Hydro-Québec recognizes that sound climate risk management is key to the company’s success, as 97% of its electricity output comes from hydroelectricity, and the company already manages highly variable water flows into its reservoirs.12

In the 1980s a number of low-stream-flow events raised the profile of weather and climate risk management within the company. Hydro-Québec commissioned studies to determine whether these events were due to a natural climatic cycle or other causes. At the time, the company considered special management measures in addition to improved reservoir management, including a guarantee fund shared by different utilities and special insurance coverage.

In recent years, a number of costly weather-related disasters have further highlighted the risk of a changing climate for electricity generation, transmission and distribution.

Between July 19th and 20th 1996, heavy rainfall in the Saguenay-Lac-Saint-Jean region of Québec caused severe flooding. Floodwater overtopped a number of dams, which aggravated the effect of rainwater flooding.13 Hydro-Québec was forced to spill water from some of its reservoirs to preserve the integrity of its dams. The company estimated the repair costs for its transmission and distribution network to be around $10 million.14

In January 1998 freezing rain caused ice accumulations of over 80 mm in certain areas of Québec and Ontario.15 The ice storm caused severe power outages and left over 1.6 million people without electricity in Canada.16 The transmission and distribution network failed because of ice loads in excess of design standards on electric lines, support structures (such as poles and pylons) and surrounding tree branches. More than 3,000 km of Hydro-Québec’s network was damaged by the storm, which left 24,000 electric line poles, 4,000 transformers and 1,000 steel pylons in need of repair. The ice storm cost Hydro-Québec $725 million in 1998; the company invested over $1 billion in successive years to strengthen its transmission and distribution network against possible similar events.17

Between 2001 and 2004, dry conditions and reduced water levels in Hydro-Québec’s reservoirs created a concern about long-term production deficits.18

Finally, the Québec government has asked questions or made requests to Hydro-Québec to consider climate change impacts in its project planning.c


In 2002, Hydro-Québec’s research institute (IREQ) developed a research program to further knowledge of climate change, business impacts and technological adaptation options in the mid- to long-term, so that risks could be managed and opportunities exploited.

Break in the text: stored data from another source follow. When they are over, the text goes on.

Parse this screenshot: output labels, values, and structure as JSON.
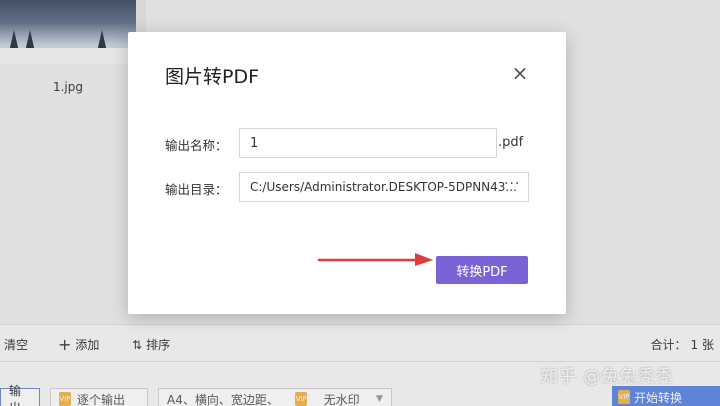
{
  "background": {
    "file_name": "1.jpg",
    "toolbar": {
      "clear_label": "清空",
      "add_label": "添加",
      "sort_label": "排序",
      "count_label": "合计：",
      "count_value": "1 张"
    },
    "options": {
      "output_label": "输出",
      "each_output_label": "逐个输出",
      "paper_label": "A4、横向、宽边距、",
      "watermark_label": "无水印"
    },
    "start_button_label": "开始转换",
    "watermark_text": "知乎 @兔兔秃秃"
  },
  "dialog": {
    "title": "图片转PDF",
    "close_icon": "×",
    "name_label": "输出名称：",
    "name_value": "1",
    "name_extension": ".pdf",
    "dir_label": "输出目录：",
    "dir_value": "C:/Users/Administrator.DESKTOP-5DPNN43...",
    "more_icon": "···",
    "convert_label": "转换PDF"
  },
  "colors": {
    "accent": "#7a63d6",
    "arrow": "#e23a3a",
    "start_button": "#5b86e5"
  }
}
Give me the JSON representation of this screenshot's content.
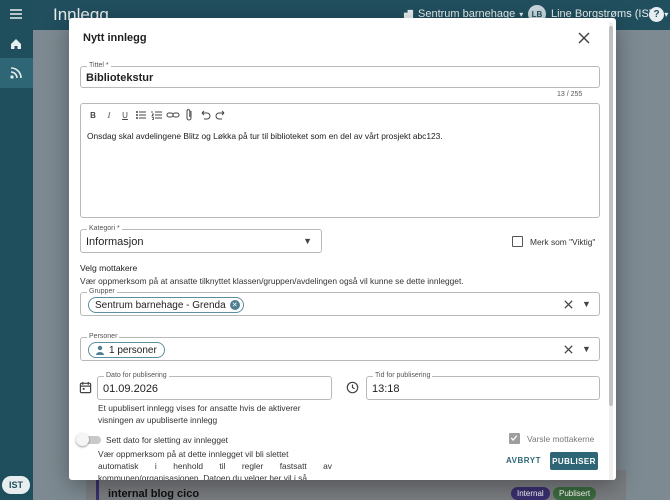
{
  "app": {
    "title": "Innlegg",
    "org": "Sentrum barnehage",
    "user_initials": "LB",
    "user_name": "Line Borgstrøms (IST)",
    "help": "?",
    "logo": "IST",
    "bg_card_title": "internal blog cico",
    "bg_chip_internal": "Internal",
    "bg_chip_published": "Publisert"
  },
  "dialog": {
    "title": "Nytt innlegg",
    "title_field": {
      "label": "Tittel *",
      "value": "Bibliotekstur",
      "counter": "13 / 255"
    },
    "editor": {
      "content": "Onsdag skal avdelingene Blitz og Løkka på tur til biblioteket som en del av vårt prosjekt abc123.",
      "tools": [
        "bold-icon",
        "italic-icon",
        "underline-icon",
        "bullet-list-icon",
        "numbered-list-icon",
        "link-icon",
        "attachment-icon",
        "undo-icon",
        "redo-icon"
      ]
    },
    "category": {
      "label": "Kategori *",
      "value": "Informasjon"
    },
    "important": {
      "label": "Merk som \"Viktig\"",
      "checked": false
    },
    "recipients": {
      "title": "Velg mottakere",
      "note": "Vær oppmerksom på at ansatte tilknyttet klassen/gruppen/avdelingen også vil kunne se dette innlegget.",
      "groups": {
        "label": "Grupper",
        "chip": "Sentrum barnehage - Grenda"
      },
      "persons": {
        "label": "Personer",
        "chip": "1 personer"
      }
    },
    "publish_date": {
      "label": "Dato for publisering",
      "value": "01.09.2026"
    },
    "publish_time": {
      "label": "Tid for publisering",
      "value": "13:18"
    },
    "publish_hint_line1": "Et upublisert innlegg vises for ansatte hvis de aktiverer",
    "publish_hint_line2": "visningen av upubliserte innlegg",
    "delete_toggle": {
      "label": "Sett dato for sletting av innlegget",
      "on": false
    },
    "delete_hint_line1": "Vær oppmerksom på at dette innlegget vil bli slettet",
    "delete_hint_line2": "automatisk i henhold til regler fastsatt av",
    "delete_hint_line3": "kommunen/organisasjonen. Datoen du velger her vil i så",
    "notify": {
      "label": "Varsle mottakerne",
      "checked": true
    },
    "cancel_label": "AVBRYT",
    "publish_label": "PUBLISER"
  },
  "colors": {
    "primary": "#2e6676",
    "sidebar": "#1f4f5d"
  }
}
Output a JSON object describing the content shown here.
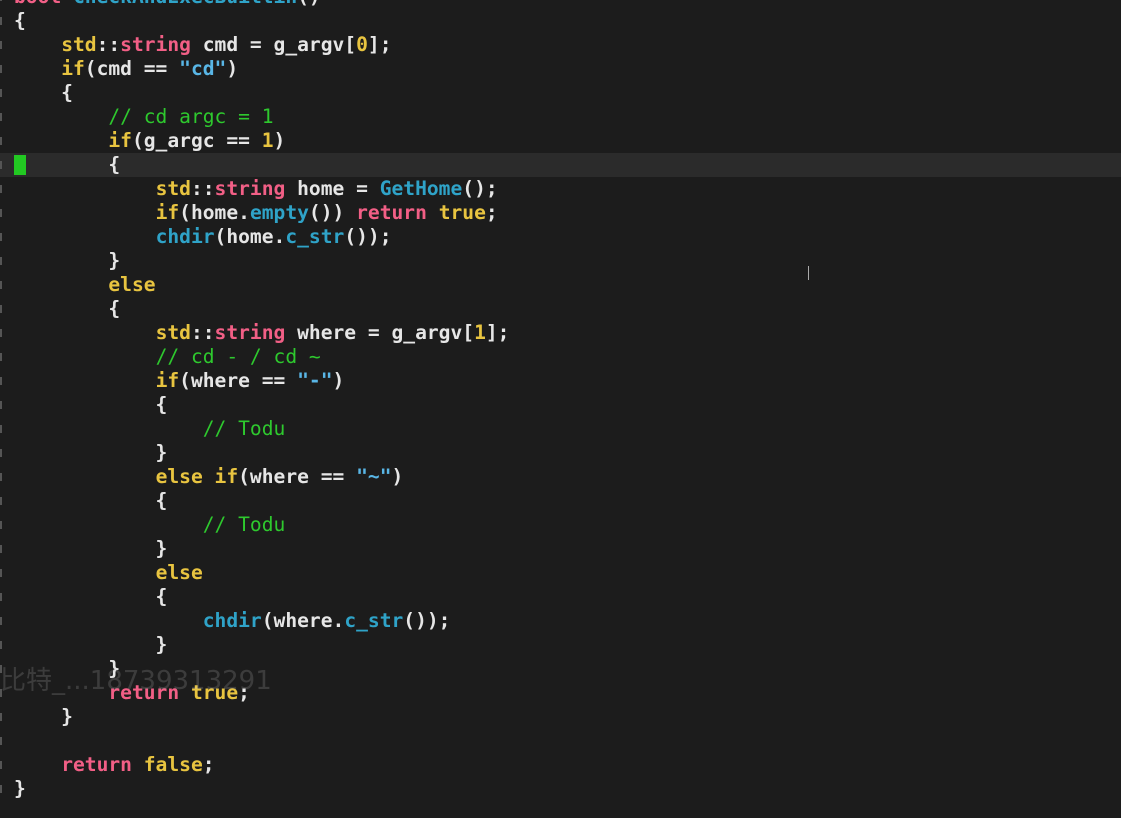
{
  "editor": {
    "lines": [
      [
        {
          "t": "bool ",
          "c": "rd"
        },
        {
          "t": "CheckAndExecBuiltin",
          "c": "cy"
        },
        {
          "t": "()",
          "c": "ws"
        }
      ],
      [
        {
          "t": "{",
          "c": "ws"
        }
      ],
      [
        {
          "t": "    ",
          "c": "ws"
        },
        {
          "t": "std",
          "c": "kw"
        },
        {
          "t": "::",
          "c": "ws"
        },
        {
          "t": "string",
          "c": "rd"
        },
        {
          "t": " cmd = g_argv[",
          "c": "ws"
        },
        {
          "t": "0",
          "c": "nm"
        },
        {
          "t": "];",
          "c": "ws"
        }
      ],
      [
        {
          "t": "    ",
          "c": "ws"
        },
        {
          "t": "if",
          "c": "kw"
        },
        {
          "t": "(cmd == ",
          "c": "ws"
        },
        {
          "t": "\"cd\"",
          "c": "st"
        },
        {
          "t": ")",
          "c": "ws"
        }
      ],
      [
        {
          "t": "    {",
          "c": "ws"
        }
      ],
      [
        {
          "t": "        ",
          "c": "ws"
        },
        {
          "t": "// cd argc = 1",
          "c": "cm"
        }
      ],
      [
        {
          "t": "        ",
          "c": "ws"
        },
        {
          "t": "if",
          "c": "kw"
        },
        {
          "t": "(g_argc == ",
          "c": "ws"
        },
        {
          "t": "1",
          "c": "nm"
        },
        {
          "t": ")",
          "c": "ws"
        }
      ],
      [
        {
          "t": "        {",
          "c": "ws"
        }
      ],
      [
        {
          "t": "            ",
          "c": "ws"
        },
        {
          "t": "std",
          "c": "kw"
        },
        {
          "t": "::",
          "c": "ws"
        },
        {
          "t": "string",
          "c": "rd"
        },
        {
          "t": " home = ",
          "c": "ws"
        },
        {
          "t": "GetHome",
          "c": "cy"
        },
        {
          "t": "();",
          "c": "ws"
        }
      ],
      [
        {
          "t": "            ",
          "c": "ws"
        },
        {
          "t": "if",
          "c": "kw"
        },
        {
          "t": "(home.",
          "c": "ws"
        },
        {
          "t": "empty",
          "c": "cy"
        },
        {
          "t": "()) ",
          "c": "ws"
        },
        {
          "t": "return",
          "c": "rd"
        },
        {
          "t": " ",
          "c": "ws"
        },
        {
          "t": "true",
          "c": "kw"
        },
        {
          "t": ";",
          "c": "ws"
        }
      ],
      [
        {
          "t": "            ",
          "c": "ws"
        },
        {
          "t": "chdir",
          "c": "cy"
        },
        {
          "t": "(home.",
          "c": "ws"
        },
        {
          "t": "c_str",
          "c": "cy"
        },
        {
          "t": "());",
          "c": "ws"
        }
      ],
      [
        {
          "t": "        }",
          "c": "ws"
        }
      ],
      [
        {
          "t": "        ",
          "c": "ws"
        },
        {
          "t": "else",
          "c": "kw"
        }
      ],
      [
        {
          "t": "        {",
          "c": "ws"
        }
      ],
      [
        {
          "t": "            ",
          "c": "ws"
        },
        {
          "t": "std",
          "c": "kw"
        },
        {
          "t": "::",
          "c": "ws"
        },
        {
          "t": "string",
          "c": "rd"
        },
        {
          "t": " where = g_argv[",
          "c": "ws"
        },
        {
          "t": "1",
          "c": "nm"
        },
        {
          "t": "];",
          "c": "ws"
        }
      ],
      [
        {
          "t": "            ",
          "c": "ws"
        },
        {
          "t": "// cd - / cd ~",
          "c": "cm"
        }
      ],
      [
        {
          "t": "            ",
          "c": "ws"
        },
        {
          "t": "if",
          "c": "kw"
        },
        {
          "t": "(where == ",
          "c": "ws"
        },
        {
          "t": "\"-\"",
          "c": "st"
        },
        {
          "t": ")",
          "c": "ws"
        }
      ],
      [
        {
          "t": "            {",
          "c": "ws"
        }
      ],
      [
        {
          "t": "                ",
          "c": "ws"
        },
        {
          "t": "// Todu",
          "c": "cm"
        }
      ],
      [
        {
          "t": "            }",
          "c": "ws"
        }
      ],
      [
        {
          "t": "            ",
          "c": "ws"
        },
        {
          "t": "else",
          "c": "kw"
        },
        {
          "t": " ",
          "c": "ws"
        },
        {
          "t": "if",
          "c": "kw"
        },
        {
          "t": "(where == ",
          "c": "ws"
        },
        {
          "t": "\"~\"",
          "c": "st"
        },
        {
          "t": ")",
          "c": "ws"
        }
      ],
      [
        {
          "t": "            {",
          "c": "ws"
        }
      ],
      [
        {
          "t": "                ",
          "c": "ws"
        },
        {
          "t": "// Todu",
          "c": "cm"
        }
      ],
      [
        {
          "t": "            }",
          "c": "ws"
        }
      ],
      [
        {
          "t": "            ",
          "c": "ws"
        },
        {
          "t": "else",
          "c": "kw"
        }
      ],
      [
        {
          "t": "            {",
          "c": "ws"
        }
      ],
      [
        {
          "t": "                ",
          "c": "ws"
        },
        {
          "t": "chdir",
          "c": "cy"
        },
        {
          "t": "(where.",
          "c": "ws"
        },
        {
          "t": "c_str",
          "c": "cy"
        },
        {
          "t": "());",
          "c": "ws"
        }
      ],
      [
        {
          "t": "            }",
          "c": "ws"
        }
      ],
      [
        {
          "t": "        }",
          "c": "ws"
        }
      ],
      [
        {
          "t": "        ",
          "c": "ws"
        },
        {
          "t": "return",
          "c": "rd"
        },
        {
          "t": " ",
          "c": "ws"
        },
        {
          "t": "true",
          "c": "kw"
        },
        {
          "t": ";",
          "c": "ws"
        }
      ],
      [
        {
          "t": "    }",
          "c": "ws"
        }
      ],
      [
        {
          "t": "",
          "c": "ws"
        }
      ],
      [
        {
          "t": "    ",
          "c": "ws"
        },
        {
          "t": "return",
          "c": "rd"
        },
        {
          "t": " ",
          "c": "ws"
        },
        {
          "t": "false",
          "c": "kw"
        },
        {
          "t": ";",
          "c": "ws"
        }
      ],
      [
        {
          "t": "}",
          "c": "ws"
        }
      ]
    ],
    "cursor_line": 7,
    "watermark": "比特_...18739313291",
    "colors": {
      "background": "#1c1c1c",
      "cursorline": "#2b2b2b",
      "cursor": "#22c922",
      "keyword_yellow": "#e8c440",
      "keyword_red": "#f25f86",
      "function_cyan": "#2fa3c8",
      "comment_green": "#2ec92e",
      "string_blue": "#59b6e6",
      "text": "#e6e6e6"
    }
  }
}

In response to a series of costly weather events (the 1996 Saguenay-Lac-Saint-Jean flooding, the 1998 ice storm and drought conditions), Hydro-Québec and the Québec government joined efforts to create a unique consortium with the mandate to study regional climate, climate change impacts and adaptation solutions. Called Ouranos (the Consortium on Regional Climatology and Adaptation to Climate Change), this organization is partly financed by Hydro-Québec. As part of Ouranos, Hydro-Québec cooperates with Rio Tinto Alcan, Ontario Power Generation (OPG) and Manitoba Hydro on climate change risk and adaptation issues.

Since 2002, Hydro-Québec has developed a comprehensive work programme to tackle climate change, which includes the following elements:

Identify areas of activity that are sensitive to climate change. Hydro-Québec consulted staff from different divisions to assess sensitivity to a changing climate. Hydro-Québec identified several areas of sensitivity and prioritized where further work is needed: for example, Hydro-Québec decided that assessing climate change impacts on water resources was a priority.

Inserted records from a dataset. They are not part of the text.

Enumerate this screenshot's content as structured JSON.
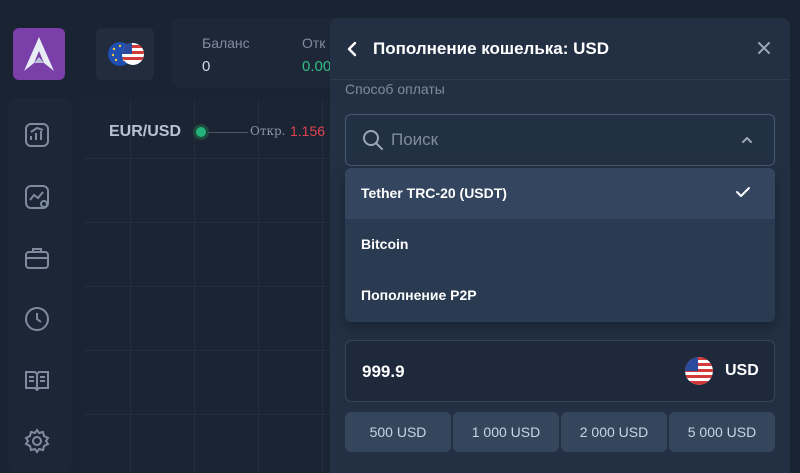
{
  "header": {
    "balance_label": "Баланс",
    "balance_value": "0",
    "otk_label": "Отк",
    "otk_value": "0.00"
  },
  "chart": {
    "pair": "EUR/USD",
    "open_label": "Откр.",
    "open_value": "1.156"
  },
  "drawer": {
    "title": "Пополнение кошелька: USD",
    "method_label": "Способ оплаты",
    "search_placeholder": "Поиск",
    "methods": [
      {
        "label": "Tether TRC-20 (USDT)",
        "selected": true
      },
      {
        "label": "Bitcoin",
        "selected": false
      },
      {
        "label": "Пополнение P2P",
        "selected": false
      }
    ],
    "amount": "999.9",
    "amount_currency": "USD",
    "presets": [
      "500 USD",
      "1 000 USD",
      "2 000 USD",
      "5 000 USD"
    ]
  },
  "colors": {
    "accent_positive": "#2fbf84",
    "accent_negative": "#e0454f",
    "logo": "#7a3fa8"
  },
  "icons": [
    "app-logo-icon",
    "chart-up-icon",
    "chart-star-icon",
    "briefcase-icon",
    "clock-icon",
    "book-icon",
    "gear-icon",
    "eu-us-flag-icon",
    "back-arrow-icon",
    "close-icon",
    "search-icon",
    "chevron-up-icon",
    "check-icon",
    "us-flag-icon"
  ]
}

Figure 2 shows the areas of sensitivity that were identified.

Figure 2: Elements of Hydro -Québec’s activities that are sensitive to a changing climate ( temperature , precipitation , wind and extreme weather events?)

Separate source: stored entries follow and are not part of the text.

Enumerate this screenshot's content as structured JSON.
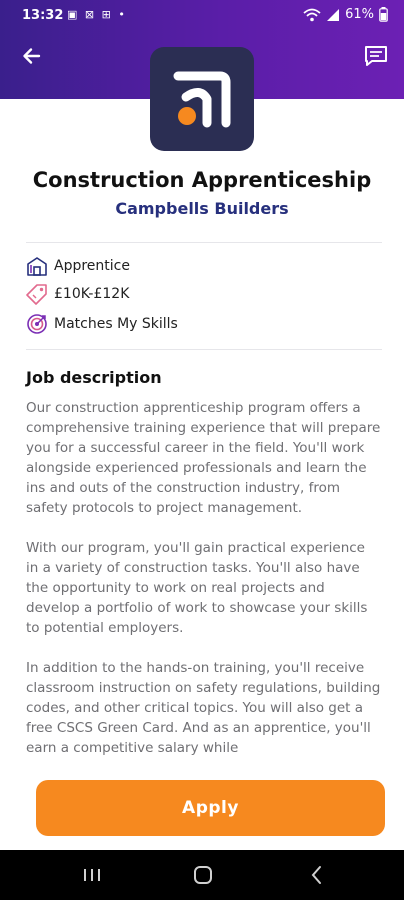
{
  "status_bar": {
    "time": "13:32",
    "notification_icons": "▣ ⊠ ⊞ •",
    "wifi_icon": "wifi-icon",
    "signal_icon": "signal-icon",
    "battery": "61%"
  },
  "job": {
    "title": "Construction Apprenticeship",
    "company": "Campbells Builders"
  },
  "tags": [
    {
      "icon": "house-icon",
      "label": "Apprentice"
    },
    {
      "icon": "price-tag-icon",
      "label": "£10K-£12K"
    },
    {
      "icon": "target-icon",
      "label": "Matches My Skills"
    }
  ],
  "description": {
    "heading": "Job description",
    "paragraphs": [
      "Our construction apprenticeship program offers a comprehensive training experience that will prepare you for a successful career in the field. You'll work alongside experienced professionals and learn the ins and outs of the construction industry, from safety protocols to project management.",
      "With our program, you'll gain practical experience in a variety of construction tasks. You'll also have the opportunity to work on real projects and develop a portfolio of work to showcase your skills to potential employers.",
      "In addition to the hands-on training, you'll receive classroom instruction on safety regulations, building codes, and other critical topics. You will also get a free CSCS Green Card. And as an apprentice, you'll earn a competitive salary while"
    ]
  },
  "actions": {
    "apply_label": "Apply"
  },
  "colors": {
    "header_start": "#3a1f8c",
    "header_end": "#6c20b4",
    "accent_orange": "#f6891f",
    "company_blue": "#27307d",
    "logo_bg": "#2b2e53"
  }
}
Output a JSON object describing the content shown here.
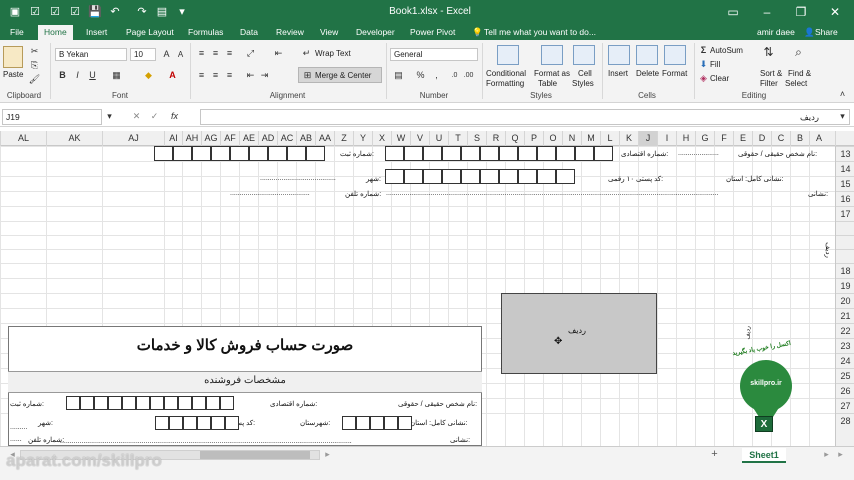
{
  "window": {
    "title": "Book1.xlsx  -  Excel"
  },
  "tabs": {
    "file": "File",
    "home": "Home",
    "insert": "Insert",
    "page_layout": "Page Layout",
    "formulas": "Formulas",
    "data": "Data",
    "review": "Review",
    "view": "View",
    "developer": "Developer",
    "power_pivot": "Power Pivot",
    "tell_me": "Tell me what you want to do...",
    "user": "amir daee",
    "share": "Share"
  },
  "ribbon": {
    "clipboard": {
      "label": "Clipboard",
      "paste": "Paste"
    },
    "font": {
      "label": "Font",
      "name": "B Yekan",
      "size": "10",
      "bold": "B",
      "italic": "I",
      "underline": "U"
    },
    "alignment": {
      "label": "Alignment",
      "wrap": "Wrap Text",
      "merge": "Merge & Center"
    },
    "number": {
      "label": "Number",
      "format": "General",
      "percent": "%",
      "comma": ","
    },
    "styles": {
      "label": "Styles",
      "conditional": "Conditional",
      "conditional2": "Formatting",
      "format_as": "Format as",
      "table": "Table",
      "cell_styles": "Cell",
      "cell_styles2": "Styles"
    },
    "cells": {
      "label": "Cells",
      "insert": "Insert",
      "delete": "Delete",
      "format": "Format"
    },
    "editing": {
      "label": "Editing",
      "autosum": "AutoSum",
      "fill": "Fill",
      "clear": "Clear",
      "sort": "Sort &",
      "filter": "Filter",
      "find": "Find &",
      "select": "Select"
    }
  },
  "formula_bar": {
    "name_box": "J19",
    "fx": "fx",
    "content": "ردیف"
  },
  "columns": [
    "AL",
    "AK",
    "AJ",
    "AI",
    "AH",
    "AG",
    "AF",
    "AE",
    "AD",
    "AC",
    "AB",
    "AA",
    "Z",
    "Y",
    "X",
    "W",
    "V",
    "U",
    "T",
    "S",
    "R",
    "Q",
    "P",
    "O",
    "N",
    "M",
    "L",
    "K",
    "J",
    "I",
    "H",
    "G",
    "F",
    "E",
    "D",
    "C",
    "B",
    "A"
  ],
  "rows": [
    "13",
    "14",
    "15",
    "16",
    "17",
    "",
    "",
    "",
    "18",
    "19",
    "20",
    "21",
    "22",
    "23",
    "24",
    "25",
    "26",
    "27",
    "28"
  ],
  "form_top": {
    "r13_right": "نام شخص حقیقی / حقوقی:",
    "r13_mid": "شماره اقتصادی:",
    "r13_left": "شماره ثبت:",
    "r15_right": "نشانی کامل: استان:",
    "r15_mid": "کد پستی ۱۰ رقمی:",
    "r15_left": "شهر:",
    "r16_right": "نشانی:",
    "r16_left": "شماره تلفن:",
    "vertical_label": "ردیف"
  },
  "selected_shape": {
    "text": "ردیف"
  },
  "invoice": {
    "title": "صورت حساب فروش کالا و خدمات",
    "seller": "مشخصات فروشنده",
    "r1_right": "نام شخص حقیقی / حقوقی:",
    "r1_mid": "شماره اقتصادی:",
    "r1_left": "شماره ثبت:",
    "r2_right": "نشانی کامل:  استان:",
    "r2_mid1": "شهرستان:",
    "r2_mid2": "کد پستی ۱۰ رقمی:",
    "r2_left": "شهر:",
    "r3_right": "نشانی:",
    "r3_left": "شماره تلفن:"
  },
  "logo": {
    "caption": "skillpro.ir",
    "slogan": "اکسل را خوب یاد بگیرید",
    "vertical": "ردیف",
    "badge": "X"
  },
  "sheet": {
    "name": "Sheet1",
    "add": "+"
  },
  "watermark": "aparat.com/skillpro",
  "colors": {
    "excel_green": "#217346",
    "selection": "#c8c8c8"
  }
}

// Project future changes in average and extreme climatic conditions. Through collaboration with Ouranos, Hydro-Québec has contributed to the development of future climate change scenarios that can be used to model business impacts.

// Analyze the implications of climate change for targeted activities. Hydro-Québec has used future climate change scenarios to model impacts on various elements of the business, working with staff from the Production, Distribution and Equipment divisions.

// Develop climate change adaptation strategies for Hydro-Québec’s activities vulnerable to climate change. Hydro-Québec wants to understand the implications of changing the operating rules of hydropower assets for future electricity output under a changing climate. In the next few years, Hydro-Québec will work toward mainstreaming climate risk management into planning, design and operations.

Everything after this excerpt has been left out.